ZMP: Getreide- und Ölsaatenmarkt im April

An den Getreide- und Ölsaatenmärkten in Deutschland wie auch EU-weit haben nun wieder Ernte- und Angebotsprognosen für das Wirtschaftsjahr 2004/05 Konjunktur. Bisherige Schätzungen lassen auf einen kräftigen Anstieg der Getreideerzeugung schließen. Sollte sich diese Annahme verdichten, wären Preisschwächen zu erwarten. Raps ist wegen des hohen Nachfrageüberschusses davon kaum berührt.

Warten auf das Angebot aus Südamerika
Bei den Ölsaaten konzentriert sich das Angebot inzwischen vollständig auf Importherkünfte. Im Sojasektor hoffen alle Marktbeteiligten auf bald zunehmende Lieferungen aus den nach wie vor hoch veranschlagten Ernten der südamerikanischen Exportländer.

Weiterhin von großer Marktbedeutung sind neben der Erntespekulation auch die Währungsrelationen. Ein schwacher Dollar begünstigt die Importe, die andererseits aus Übersee durch hohe Frachtkosten verteuert werden.

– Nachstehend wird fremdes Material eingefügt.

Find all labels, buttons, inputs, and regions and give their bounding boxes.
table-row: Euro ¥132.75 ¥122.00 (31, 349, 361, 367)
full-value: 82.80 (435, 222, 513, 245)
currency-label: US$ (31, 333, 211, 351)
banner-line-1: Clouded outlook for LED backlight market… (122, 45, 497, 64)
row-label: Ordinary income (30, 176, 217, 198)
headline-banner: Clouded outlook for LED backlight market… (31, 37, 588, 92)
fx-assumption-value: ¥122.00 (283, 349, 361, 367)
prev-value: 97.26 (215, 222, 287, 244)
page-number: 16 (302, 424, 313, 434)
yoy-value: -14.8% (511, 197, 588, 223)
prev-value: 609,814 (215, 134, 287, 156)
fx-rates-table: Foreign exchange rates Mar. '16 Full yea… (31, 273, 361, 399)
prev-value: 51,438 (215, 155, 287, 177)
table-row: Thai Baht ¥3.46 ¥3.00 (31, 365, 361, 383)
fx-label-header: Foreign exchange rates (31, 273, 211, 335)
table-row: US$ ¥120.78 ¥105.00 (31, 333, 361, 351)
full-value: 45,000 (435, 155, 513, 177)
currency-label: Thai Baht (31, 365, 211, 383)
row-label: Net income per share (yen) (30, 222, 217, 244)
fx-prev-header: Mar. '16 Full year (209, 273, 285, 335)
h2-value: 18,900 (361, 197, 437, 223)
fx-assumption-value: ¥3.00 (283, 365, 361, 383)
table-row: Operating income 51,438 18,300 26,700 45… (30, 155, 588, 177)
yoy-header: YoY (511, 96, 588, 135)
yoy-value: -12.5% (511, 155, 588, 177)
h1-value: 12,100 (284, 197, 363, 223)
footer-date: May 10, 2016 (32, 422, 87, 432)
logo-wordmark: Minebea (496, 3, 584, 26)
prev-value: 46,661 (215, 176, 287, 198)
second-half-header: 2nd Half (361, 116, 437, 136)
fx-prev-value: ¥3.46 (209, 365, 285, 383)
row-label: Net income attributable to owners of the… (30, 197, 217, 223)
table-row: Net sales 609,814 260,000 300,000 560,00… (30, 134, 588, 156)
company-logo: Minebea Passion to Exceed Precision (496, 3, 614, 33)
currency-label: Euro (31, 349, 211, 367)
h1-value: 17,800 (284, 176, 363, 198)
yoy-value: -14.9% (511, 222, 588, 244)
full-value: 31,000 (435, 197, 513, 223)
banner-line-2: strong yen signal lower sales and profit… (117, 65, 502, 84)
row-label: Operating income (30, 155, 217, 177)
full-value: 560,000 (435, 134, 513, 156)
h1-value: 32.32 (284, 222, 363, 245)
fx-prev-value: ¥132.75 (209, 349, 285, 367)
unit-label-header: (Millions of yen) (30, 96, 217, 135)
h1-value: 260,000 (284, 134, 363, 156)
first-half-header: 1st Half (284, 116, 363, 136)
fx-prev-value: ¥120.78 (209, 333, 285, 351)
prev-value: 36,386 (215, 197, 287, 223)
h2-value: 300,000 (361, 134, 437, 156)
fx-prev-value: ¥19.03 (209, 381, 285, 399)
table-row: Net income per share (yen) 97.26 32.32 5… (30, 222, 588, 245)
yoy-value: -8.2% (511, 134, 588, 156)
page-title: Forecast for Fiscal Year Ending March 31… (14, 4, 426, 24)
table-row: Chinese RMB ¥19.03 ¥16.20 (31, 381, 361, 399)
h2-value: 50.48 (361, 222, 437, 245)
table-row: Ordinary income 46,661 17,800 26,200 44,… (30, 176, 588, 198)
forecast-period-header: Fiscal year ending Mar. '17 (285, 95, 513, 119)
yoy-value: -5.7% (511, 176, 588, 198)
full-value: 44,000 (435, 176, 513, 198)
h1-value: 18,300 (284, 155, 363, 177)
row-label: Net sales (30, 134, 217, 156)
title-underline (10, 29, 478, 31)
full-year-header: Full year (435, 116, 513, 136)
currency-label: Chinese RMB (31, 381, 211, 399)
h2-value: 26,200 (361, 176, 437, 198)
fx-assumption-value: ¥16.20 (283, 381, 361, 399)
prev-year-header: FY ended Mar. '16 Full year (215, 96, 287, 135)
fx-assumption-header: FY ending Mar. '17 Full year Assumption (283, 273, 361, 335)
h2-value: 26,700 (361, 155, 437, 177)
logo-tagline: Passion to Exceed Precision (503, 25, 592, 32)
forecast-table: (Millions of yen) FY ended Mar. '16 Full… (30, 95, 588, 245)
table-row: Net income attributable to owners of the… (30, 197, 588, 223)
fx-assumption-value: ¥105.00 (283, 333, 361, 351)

Bei den Ölsaaten stehen die Zeichen gegenwärtig eindeutig auf Hausse, ausgehend von den US-Terminmärkten. Dies verunsichert bei uns die Einkäufer, denn mit den hohen Ernteprognosen für die Sojaexportländer Südamerikas hatten sie eigentlich Preisrückgang angenommen. Nun scheinen sich frühere Schätzungen der Sojaernten nicht ganz zu bestätigen, weitere Korrekturen werden somit je nach Richtung ihre Preiswirkung entwickeln.

Für Raps und Futterhülsenfrüchte sind höhere Notierungen als vor Jahresfrist absehbar.